An impressive debut from writer/director Malcolm D. Lee, The Best Man is a surprisingly complex comedy about karmic retribution. Eschewing the minstrel show shuck-and-jivin’ and stepnfetchin’ of the recent spate of films targeted for black audiences, the characters in The Best Man are successful middle-class folk with good and not-so-good traits, appropriately exaggerated for comedy sake.
Harper (Taye Diggs) is a novelist whose best chapters are thinly-veiled episodes from his own life. On the brink of publication, he’s asked to be the best man in his buddy, Lance’s (Morris Chestnut) wedding. The thing is, Harper had a sexual tete-a-tete with Lance’s betrothed, Mia (Monica Calhoun). To add insult to injury, his little peccadillo with Mia has made for one terrific chapter in his forthcoming novel.
Jordan (Nia Long), a bridesmaid and TV journalist with a penchant for digging in the dirt and airing dirty laundry, apparently has an axe to grind with Harper, whose unflattering portraits of friends and family will certainly not endear him to anyone. Fearing that Jordan, who received an advance copy of the book, is going to let the cat out of the bag, Harper hilariously tries to keep her silenced.

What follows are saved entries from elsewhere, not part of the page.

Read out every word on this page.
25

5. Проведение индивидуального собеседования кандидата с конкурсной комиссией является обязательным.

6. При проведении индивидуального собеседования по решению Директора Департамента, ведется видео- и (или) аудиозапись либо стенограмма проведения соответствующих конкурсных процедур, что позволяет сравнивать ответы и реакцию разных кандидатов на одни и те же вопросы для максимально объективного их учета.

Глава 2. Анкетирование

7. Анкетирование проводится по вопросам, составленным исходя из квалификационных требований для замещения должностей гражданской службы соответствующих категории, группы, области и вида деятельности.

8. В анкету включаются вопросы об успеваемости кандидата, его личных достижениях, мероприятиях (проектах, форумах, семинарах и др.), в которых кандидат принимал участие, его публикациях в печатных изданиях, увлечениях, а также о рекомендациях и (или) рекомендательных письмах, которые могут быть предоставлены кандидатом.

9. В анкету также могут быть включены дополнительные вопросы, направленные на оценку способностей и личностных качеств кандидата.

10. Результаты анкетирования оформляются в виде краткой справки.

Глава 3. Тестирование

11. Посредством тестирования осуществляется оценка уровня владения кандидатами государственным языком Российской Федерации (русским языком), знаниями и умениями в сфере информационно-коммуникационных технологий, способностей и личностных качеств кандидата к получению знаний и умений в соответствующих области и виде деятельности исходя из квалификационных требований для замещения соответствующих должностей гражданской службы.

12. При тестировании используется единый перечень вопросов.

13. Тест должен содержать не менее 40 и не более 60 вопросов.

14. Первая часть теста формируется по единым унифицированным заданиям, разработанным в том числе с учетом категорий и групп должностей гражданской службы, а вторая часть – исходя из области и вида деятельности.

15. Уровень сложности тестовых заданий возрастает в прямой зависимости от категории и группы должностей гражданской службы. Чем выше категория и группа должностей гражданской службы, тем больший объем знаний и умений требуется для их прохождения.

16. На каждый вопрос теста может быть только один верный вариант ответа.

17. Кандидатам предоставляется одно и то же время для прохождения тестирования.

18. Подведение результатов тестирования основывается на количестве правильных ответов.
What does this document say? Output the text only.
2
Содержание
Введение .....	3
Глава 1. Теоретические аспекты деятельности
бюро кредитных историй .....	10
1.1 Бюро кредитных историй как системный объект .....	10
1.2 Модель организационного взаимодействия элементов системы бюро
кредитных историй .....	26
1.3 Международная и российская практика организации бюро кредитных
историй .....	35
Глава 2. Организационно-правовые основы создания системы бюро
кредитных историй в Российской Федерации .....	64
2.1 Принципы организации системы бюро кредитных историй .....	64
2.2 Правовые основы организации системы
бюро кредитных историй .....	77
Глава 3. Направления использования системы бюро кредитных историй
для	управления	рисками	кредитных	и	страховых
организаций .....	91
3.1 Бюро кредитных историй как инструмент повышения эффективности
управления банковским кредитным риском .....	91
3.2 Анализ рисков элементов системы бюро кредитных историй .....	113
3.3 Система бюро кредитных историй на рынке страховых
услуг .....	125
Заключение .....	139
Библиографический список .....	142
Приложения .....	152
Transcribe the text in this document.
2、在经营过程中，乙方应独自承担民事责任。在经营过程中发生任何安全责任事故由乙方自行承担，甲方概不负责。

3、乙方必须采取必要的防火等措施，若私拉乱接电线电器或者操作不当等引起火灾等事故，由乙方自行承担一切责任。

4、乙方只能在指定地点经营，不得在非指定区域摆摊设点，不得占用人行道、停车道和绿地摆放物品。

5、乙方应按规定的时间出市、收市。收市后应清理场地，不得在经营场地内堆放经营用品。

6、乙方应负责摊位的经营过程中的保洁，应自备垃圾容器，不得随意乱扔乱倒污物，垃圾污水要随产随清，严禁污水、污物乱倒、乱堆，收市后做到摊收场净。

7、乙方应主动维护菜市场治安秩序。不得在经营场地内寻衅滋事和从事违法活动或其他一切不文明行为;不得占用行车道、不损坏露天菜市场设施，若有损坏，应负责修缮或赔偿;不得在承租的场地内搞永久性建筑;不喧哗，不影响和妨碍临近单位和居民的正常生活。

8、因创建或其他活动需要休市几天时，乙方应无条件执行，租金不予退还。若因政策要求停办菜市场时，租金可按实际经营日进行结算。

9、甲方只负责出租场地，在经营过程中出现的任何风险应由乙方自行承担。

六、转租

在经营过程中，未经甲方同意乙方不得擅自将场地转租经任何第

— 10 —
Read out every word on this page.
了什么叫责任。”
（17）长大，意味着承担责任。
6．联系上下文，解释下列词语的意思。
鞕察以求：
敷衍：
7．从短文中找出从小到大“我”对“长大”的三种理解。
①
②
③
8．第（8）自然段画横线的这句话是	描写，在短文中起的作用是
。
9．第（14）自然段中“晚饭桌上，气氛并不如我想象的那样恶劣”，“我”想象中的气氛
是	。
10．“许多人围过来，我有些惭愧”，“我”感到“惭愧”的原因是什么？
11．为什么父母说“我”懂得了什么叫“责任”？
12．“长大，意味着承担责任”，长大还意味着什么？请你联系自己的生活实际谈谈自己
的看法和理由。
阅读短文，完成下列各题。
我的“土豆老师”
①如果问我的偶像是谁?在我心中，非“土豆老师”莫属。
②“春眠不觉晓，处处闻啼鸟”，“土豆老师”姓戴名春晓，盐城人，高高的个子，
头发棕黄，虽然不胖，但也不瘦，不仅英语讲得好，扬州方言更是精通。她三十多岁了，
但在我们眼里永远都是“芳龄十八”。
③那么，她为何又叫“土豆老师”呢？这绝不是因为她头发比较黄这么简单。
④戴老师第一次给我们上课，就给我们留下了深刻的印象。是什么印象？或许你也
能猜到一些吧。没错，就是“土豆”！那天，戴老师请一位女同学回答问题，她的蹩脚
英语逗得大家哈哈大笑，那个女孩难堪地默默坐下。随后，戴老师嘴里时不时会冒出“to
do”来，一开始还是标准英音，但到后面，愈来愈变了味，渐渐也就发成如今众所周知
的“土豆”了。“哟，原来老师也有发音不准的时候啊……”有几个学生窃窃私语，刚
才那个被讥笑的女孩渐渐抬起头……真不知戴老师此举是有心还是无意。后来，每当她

With wonderful performances from Diggs, Long, Chestnut and Calhoun, Malcolm D. Lee’s freshman effort seems as exciting and new in 1999 as producer Spike Lee’s She’s Gotta Have It was in 1984. The Best Man is about real people in real situations, played for the truth in comedy, rather than the wacky gag or kneeslappin’ bit. It’s a movie that, thankfully, doesn’t traffic in stereotypes.